ROI and a positive cash flow is what matters. In the long term inflation will take care of any high gearing in the majority of cases.
Assuming you have a long term outlook, sensible equity release will provide more deposits. But that's a lot harder now than it was a few years ago.
I re-mortgaged three properties up to 85% LTV in the eye of the financial storm, around ten years ago. I had to do this to buy out my ex girlfriend.
There were very few mortgages around at the time. I had to pay £3500 per property in fees. The three year fixed rate from memory was 4.9%. despite a Bank of England base rate of 0.5%.
The monthly mortgages were around £495 each. The rent was about £525 at best. I spent three years making no money.

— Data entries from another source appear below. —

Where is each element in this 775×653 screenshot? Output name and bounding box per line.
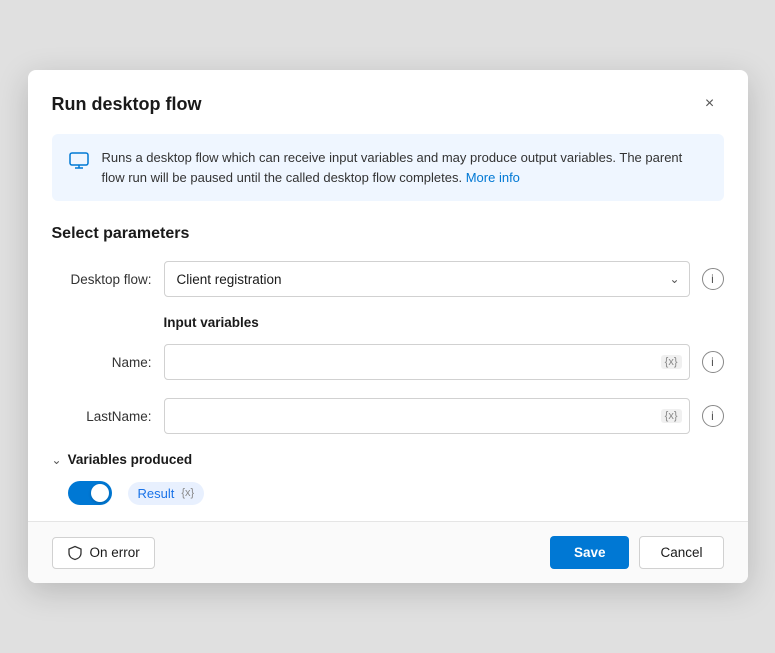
dialog-footer: On error Save Cancel xyxy=(28,521,748,583)
monitor-icon xyxy=(68,150,90,177)
desktop-flow-label: Desktop flow: xyxy=(52,272,152,287)
dialog-header: Run desktop flow × xyxy=(28,70,748,134)
variables-produced-content: Result {x} xyxy=(68,481,724,505)
lastname-label: LastName: xyxy=(52,409,152,424)
on-error-button[interactable]: On error xyxy=(52,537,155,569)
on-error-label: On error xyxy=(90,545,140,560)
name-input-wrapper: {x} xyxy=(164,344,690,380)
name-info-icon[interactable]: i xyxy=(702,351,724,373)
input-variables-label: Input variables xyxy=(164,315,724,330)
variables-produced-section: ⌄ Variables produced Result {x} xyxy=(52,452,724,505)
variables-toggle[interactable] xyxy=(68,481,112,505)
lastname-row: LastName: {x} i xyxy=(52,398,724,434)
close-button[interactable]: × xyxy=(696,90,724,118)
dialog-body: Select parameters Desktop flow: Client r… xyxy=(28,217,748,521)
footer-right: Save Cancel xyxy=(550,536,724,569)
chevron-collapse-icon: ⌄ xyxy=(52,453,62,467)
name-row: Name: {x} i xyxy=(52,344,724,380)
desktop-flow-select-wrapper: Client registration ⌄ xyxy=(164,261,690,297)
desktop-flow-info-icon[interactable]: i xyxy=(702,268,724,290)
info-banner-text: Runs a desktop flow which can receive in… xyxy=(102,148,708,187)
result-badge: Result {x} xyxy=(128,482,205,505)
toggle-thumb xyxy=(91,484,109,502)
more-info-link[interactable]: More info xyxy=(466,170,520,185)
result-label: Result xyxy=(138,486,175,501)
info-banner: Runs a desktop flow which can receive in… xyxy=(52,134,724,201)
cancel-button[interactable]: Cancel xyxy=(639,536,723,569)
shield-icon xyxy=(67,545,83,561)
dialog-title: Run desktop flow xyxy=(52,94,202,115)
save-button[interactable]: Save xyxy=(550,536,630,569)
name-input[interactable] xyxy=(164,344,690,380)
lastname-input-wrapper: {x} xyxy=(164,398,690,434)
lastname-info-icon[interactable]: i xyxy=(702,405,724,427)
section-title: Select parameters xyxy=(52,225,724,243)
lastname-input[interactable] xyxy=(164,398,690,434)
desktop-flow-select[interactable]: Client registration xyxy=(164,261,690,297)
desktop-flow-row: Desktop flow: Client registration ⌄ i xyxy=(52,261,724,297)
variables-produced-title: Variables produced xyxy=(68,452,193,467)
result-x-badge: {x} xyxy=(181,487,194,499)
name-label: Name: xyxy=(52,355,152,370)
variables-produced-header[interactable]: ⌄ Variables produced xyxy=(52,452,724,467)
run-desktop-flow-dialog: Run desktop flow × Runs a desktop flow w… xyxy=(28,70,748,583)
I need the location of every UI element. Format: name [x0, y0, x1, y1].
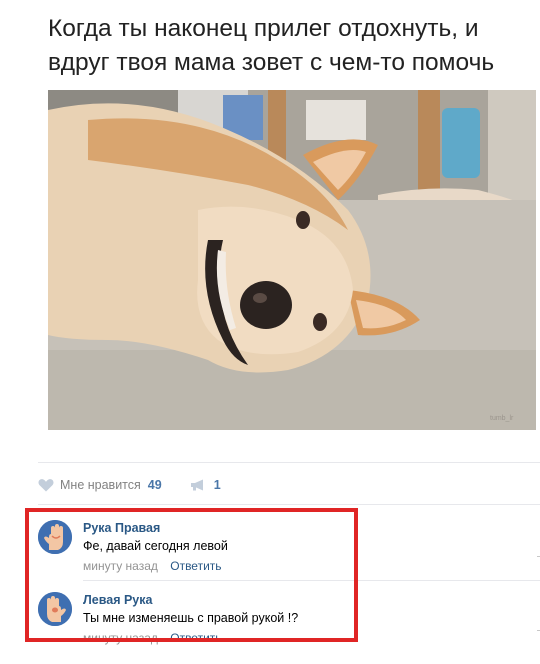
megaphone-icon: [190, 479, 203, 491]
hand-avatar-icon: [38, 520, 72, 554]
meme-caption-line-1: Когда ты наконец прилег отдохнуть, и: [48, 15, 479, 42]
wall-post: Когда ты наконец прилег отдохнуть, и вдр…: [0, 0, 540, 646]
like-button[interactable]: Мне нравится 49: [38, 478, 162, 492]
avatar[interactable]: [38, 520, 72, 554]
hand-avatar-icon: [38, 592, 72, 626]
comment-author[interactable]: Рука Правая: [83, 520, 523, 536]
comment-author[interactable]: Левая Рука: [83, 592, 523, 608]
share-count: 1: [213, 478, 221, 492]
comment-meta: минуту назад Ответить: [83, 558, 523, 574]
reply-button[interactable]: Ответить: [170, 559, 221, 573]
comment-text: Ты мне изменяешь с правой рукой !?: [83, 611, 299, 625]
comment-item: Левая Рука Ты мне изменяешь с правой рук…: [38, 592, 540, 664]
meme-caption: Когда ты наконец прилег отдохнуть, и вдр…: [48, 12, 540, 80]
share-button[interactable]: 1: [190, 478, 221, 492]
svg-text:tumb_lr: tumb_lr: [490, 415, 514, 422]
comment-body: Левая Рука Ты мне изменяешь с правой рук…: [83, 592, 523, 646]
comment-meta: минуту назад Ответить: [83, 630, 523, 646]
comment-body: Рука Правая Фе, давай сегодня левой мину…: [83, 520, 523, 574]
meme-photo[interactable]: tumb_lr: [48, 90, 536, 430]
tired-dog-illustration: tumb_lr: [48, 90, 536, 430]
post-actions: Мне нравится 49 1: [38, 474, 221, 496]
comment-text: Фе, давай сегодня левой: [83, 539, 228, 553]
post-divider: [38, 462, 540, 463]
comments-divider: [38, 504, 540, 505]
reply-button[interactable]: Ответить: [170, 631, 221, 645]
like-count: 49: [147, 478, 162, 492]
comment-item: Рука Правая Фе, давай сегодня левой мину…: [38, 520, 540, 592]
comment-time[interactable]: минуту назад: [83, 559, 158, 573]
meme-caption-line-2: вдруг твоя мама зовет с чем-то помочь: [48, 49, 495, 76]
heart-icon: [38, 479, 54, 492]
avatar[interactable]: [38, 592, 72, 626]
comment-time[interactable]: минуту назад: [83, 631, 158, 645]
like-label: Мне нравится: [60, 478, 141, 492]
comment-divider: [83, 580, 540, 581]
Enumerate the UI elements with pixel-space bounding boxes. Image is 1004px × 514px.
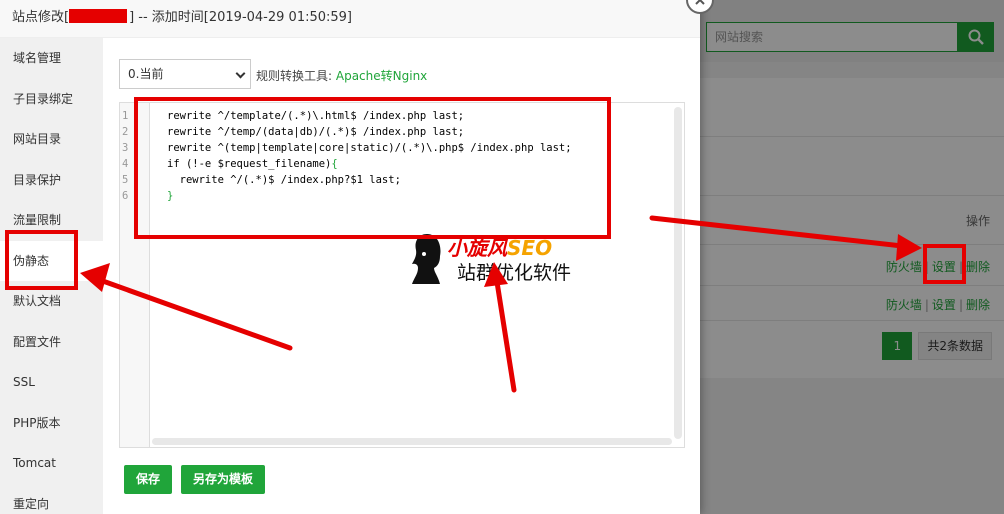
watermark-subtitle: 站群优化软件 bbox=[457, 262, 572, 284]
editor-vertical-scrollbar[interactable] bbox=[674, 107, 682, 439]
portrait-logo-icon bbox=[412, 234, 441, 284]
convert-tool: 规则转换工具: Apache转Nginx bbox=[256, 67, 427, 84]
save-as-template-button[interactable]: 另存为模板 bbox=[181, 465, 266, 494]
apache-to-nginx-link[interactable]: Apache转Nginx bbox=[336, 69, 427, 83]
sidebar-item-dir-protect[interactable]: 目录保护 bbox=[0, 160, 103, 201]
chevron-down-icon bbox=[235, 68, 246, 79]
sidebar-item-redirect[interactable]: 重定向 bbox=[0, 484, 103, 514]
sidebar-item-config-file[interactable]: 配置文件 bbox=[0, 322, 103, 363]
annotation-box-settings bbox=[923, 244, 966, 284]
site-edit-modal: 站点修改[ ] -- 添加时间[2019-04-29 01:50:59] 域名管理… bbox=[0, 0, 700, 514]
modal-title-prefix: 站点修改[ bbox=[12, 10, 70, 25]
watermark-brand-cn: 小旋风 bbox=[447, 236, 507, 260]
annotation-box-code bbox=[134, 97, 611, 239]
close-icon bbox=[695, 0, 705, 5]
modal-title-suffix: ] -- 添加时间[2019-04-29 01:50:59] bbox=[129, 10, 353, 25]
sidebar-item-domain[interactable]: 域名管理 bbox=[0, 38, 103, 79]
rewrite-template-select[interactable]: 0.当前 bbox=[119, 59, 251, 89]
editor-horizontal-scrollbar[interactable] bbox=[152, 438, 672, 445]
sidebar-item-site-dir[interactable]: 网站目录 bbox=[0, 119, 103, 160]
save-button[interactable]: 保存 bbox=[124, 465, 173, 494]
sidebar-item-tomcat[interactable]: Tomcat bbox=[0, 443, 103, 484]
sidebar-item-subdir-binding[interactable]: 子目录绑定 bbox=[0, 79, 103, 120]
sidebar-item-php-version[interactable]: PHP版本 bbox=[0, 403, 103, 444]
modal-title: 站点修改[ ] -- 添加时间[2019-04-29 01:50:59] bbox=[0, 0, 700, 38]
redaction-bar bbox=[69, 9, 128, 23]
annotation-box-rewrite-tab bbox=[5, 230, 78, 290]
select-value: 0.当前 bbox=[128, 67, 164, 81]
convert-tool-label: 规则转换工具: bbox=[256, 69, 333, 83]
sidebar-item-ssl[interactable]: SSL bbox=[0, 362, 103, 403]
watermark-brand-seo: SEO bbox=[507, 236, 553, 260]
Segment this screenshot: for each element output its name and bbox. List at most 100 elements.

At the end of three years the mortgages dropped to SVR which at that time was 2.25% They have remained at less than £200 per month each for the last seven years.. Rental income is now £1650 per month. I have enjoyed that income for the past seven years = £88000.
Meanwhile the three houses have bounced back in price and now have equity in them of around £180k. A capital gain since I remortgaged of around £100k. That's a gearing of 60%. Overall my "income" amounts to £188k in seven years.
Anyone working on just the yield or the ROI figures would have panicked and sold up and got rid of the dear lady that way.
In this business, you need to see the bigger picture and think about where you want to be in ten years.
PS I did offer to keep the lady in the deal and told her I would make her a millionaire in ten years. She declined the offer and instead spent her pay off money on a brand new Mini. Very nice in bright yellow. Probably worth about £1200 now. Classic Rich Dad Poor Dad, she invested in a depreciating asset.
use a minimum of 12% ROI and you'll generally be OK.
You can pick any arbitrary figure you like and make an argument about it.
This is a great question and there have been some really insightful answers in the comments. I would say that it is down to personal preference as some people feel more comfortable using Yield or ROI and vice versa.
Everybody has their own way of comparing things and calculating whether a property is a good deal. As Andrew the landlord said he uses it to stress test and I think a fair few people do that, while others have their own methods.